Debasement
Debasement is the deliberate reduction in the value of a money.
Debasement is the deliberate reduction in the value of a money. For commodity money such as gold or silver coins, debasement is usually achieved via a reduction in the gold or silver content of a coin. For digital or paper money, debasement can be achieved simply by creating more money.
Debasement is usually enacted by governments to fund their endeavors at the cost of their citizens. Debasement is an alternative to direct taxation and is less obvious to most citizens. For these reasons, governments from the Roman Empire to the United States have debased their currency.
In 1965, the United States government reduced the silver content of the silver half-dollar from 90% to 40% while legislating that both coins were worth the same amount. In this case and many others, debasement triggered the effects of Gresham’s law.
Debasement is a monetary concept that describes properties, forms, or dynamics of money and currency systems. Onramp's glossary explains Debasement to help investors understand how Bitcoin compares to and interacts with traditional monetary systems.

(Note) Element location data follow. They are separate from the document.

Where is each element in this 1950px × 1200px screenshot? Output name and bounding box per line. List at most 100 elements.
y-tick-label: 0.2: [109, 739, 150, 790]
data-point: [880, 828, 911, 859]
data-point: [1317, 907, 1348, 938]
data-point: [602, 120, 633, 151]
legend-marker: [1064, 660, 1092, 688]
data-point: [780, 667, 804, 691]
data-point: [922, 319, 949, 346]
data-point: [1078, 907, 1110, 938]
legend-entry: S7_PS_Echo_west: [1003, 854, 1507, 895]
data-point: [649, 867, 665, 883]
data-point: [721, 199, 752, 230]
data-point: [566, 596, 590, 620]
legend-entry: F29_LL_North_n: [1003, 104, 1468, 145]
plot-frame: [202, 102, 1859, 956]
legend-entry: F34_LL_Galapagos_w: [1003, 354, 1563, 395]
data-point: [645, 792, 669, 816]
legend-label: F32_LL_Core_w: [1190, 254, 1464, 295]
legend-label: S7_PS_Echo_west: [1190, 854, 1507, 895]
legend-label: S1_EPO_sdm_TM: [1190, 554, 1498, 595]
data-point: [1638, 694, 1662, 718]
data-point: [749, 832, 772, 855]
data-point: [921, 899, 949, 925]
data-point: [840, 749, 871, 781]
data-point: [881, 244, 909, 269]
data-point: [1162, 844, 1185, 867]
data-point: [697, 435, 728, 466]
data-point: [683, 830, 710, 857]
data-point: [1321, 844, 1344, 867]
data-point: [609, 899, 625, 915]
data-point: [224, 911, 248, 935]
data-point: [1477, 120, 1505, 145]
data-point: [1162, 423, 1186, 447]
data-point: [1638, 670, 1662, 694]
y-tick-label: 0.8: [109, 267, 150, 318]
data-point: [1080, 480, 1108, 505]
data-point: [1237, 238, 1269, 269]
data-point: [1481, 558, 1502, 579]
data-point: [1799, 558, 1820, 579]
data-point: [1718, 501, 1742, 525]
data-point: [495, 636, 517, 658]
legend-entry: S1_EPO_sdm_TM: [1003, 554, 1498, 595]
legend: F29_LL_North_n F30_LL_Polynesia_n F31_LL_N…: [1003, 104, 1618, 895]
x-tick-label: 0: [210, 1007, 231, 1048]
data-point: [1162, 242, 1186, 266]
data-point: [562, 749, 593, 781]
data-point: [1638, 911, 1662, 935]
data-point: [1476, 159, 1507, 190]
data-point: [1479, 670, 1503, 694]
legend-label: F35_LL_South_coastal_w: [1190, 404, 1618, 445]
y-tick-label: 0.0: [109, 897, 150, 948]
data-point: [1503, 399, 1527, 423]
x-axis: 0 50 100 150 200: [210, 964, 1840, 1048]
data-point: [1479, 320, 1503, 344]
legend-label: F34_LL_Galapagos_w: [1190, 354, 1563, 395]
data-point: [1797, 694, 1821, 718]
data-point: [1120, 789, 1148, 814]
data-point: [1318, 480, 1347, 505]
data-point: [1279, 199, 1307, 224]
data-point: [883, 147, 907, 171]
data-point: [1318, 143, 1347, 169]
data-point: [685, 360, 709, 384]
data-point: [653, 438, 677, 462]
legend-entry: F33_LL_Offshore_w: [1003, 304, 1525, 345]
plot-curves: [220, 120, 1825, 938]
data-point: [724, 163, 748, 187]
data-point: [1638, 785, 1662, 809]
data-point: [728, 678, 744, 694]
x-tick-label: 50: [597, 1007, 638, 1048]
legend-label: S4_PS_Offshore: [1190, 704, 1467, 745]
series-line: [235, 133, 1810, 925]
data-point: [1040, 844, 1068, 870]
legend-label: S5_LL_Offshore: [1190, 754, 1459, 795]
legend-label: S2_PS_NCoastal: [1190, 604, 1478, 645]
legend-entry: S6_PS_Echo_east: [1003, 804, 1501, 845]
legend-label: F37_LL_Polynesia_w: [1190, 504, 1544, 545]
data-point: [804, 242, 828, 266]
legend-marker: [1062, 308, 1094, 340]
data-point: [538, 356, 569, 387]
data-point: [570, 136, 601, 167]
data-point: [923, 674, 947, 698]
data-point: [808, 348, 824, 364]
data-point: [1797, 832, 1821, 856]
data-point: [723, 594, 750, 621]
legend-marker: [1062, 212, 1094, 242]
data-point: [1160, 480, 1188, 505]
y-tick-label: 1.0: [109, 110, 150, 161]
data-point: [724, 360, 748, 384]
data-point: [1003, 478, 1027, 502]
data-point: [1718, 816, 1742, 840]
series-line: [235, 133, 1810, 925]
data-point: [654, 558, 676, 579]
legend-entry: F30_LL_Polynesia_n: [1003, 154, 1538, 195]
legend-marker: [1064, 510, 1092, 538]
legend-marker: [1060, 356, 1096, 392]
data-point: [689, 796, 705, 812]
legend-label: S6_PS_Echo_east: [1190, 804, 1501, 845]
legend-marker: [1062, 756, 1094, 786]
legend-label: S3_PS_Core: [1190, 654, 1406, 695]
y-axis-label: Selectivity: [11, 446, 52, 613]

Frequently Asked Questions
What is Debasement?
Debasement describes a fundamental aspect of how money and currency systems function. It is a key concept for understanding the historical evolution of money and Bitcoin's role as a new form of monetary technology.
How does Debasement relate to Bitcoin?
Bitcoin was designed to address many challenges described by Debasement. With a fixed supply of 21 million coins and decentralized issuance, Bitcoin offers an alternative to traditional monetary systems.
How does Onramp help investors understand Debasement?
Onramp's glossary and educational resources help investors understand monetary concepts like Debasement and how they inform Bitcoin's value proposition as a long-term store of value.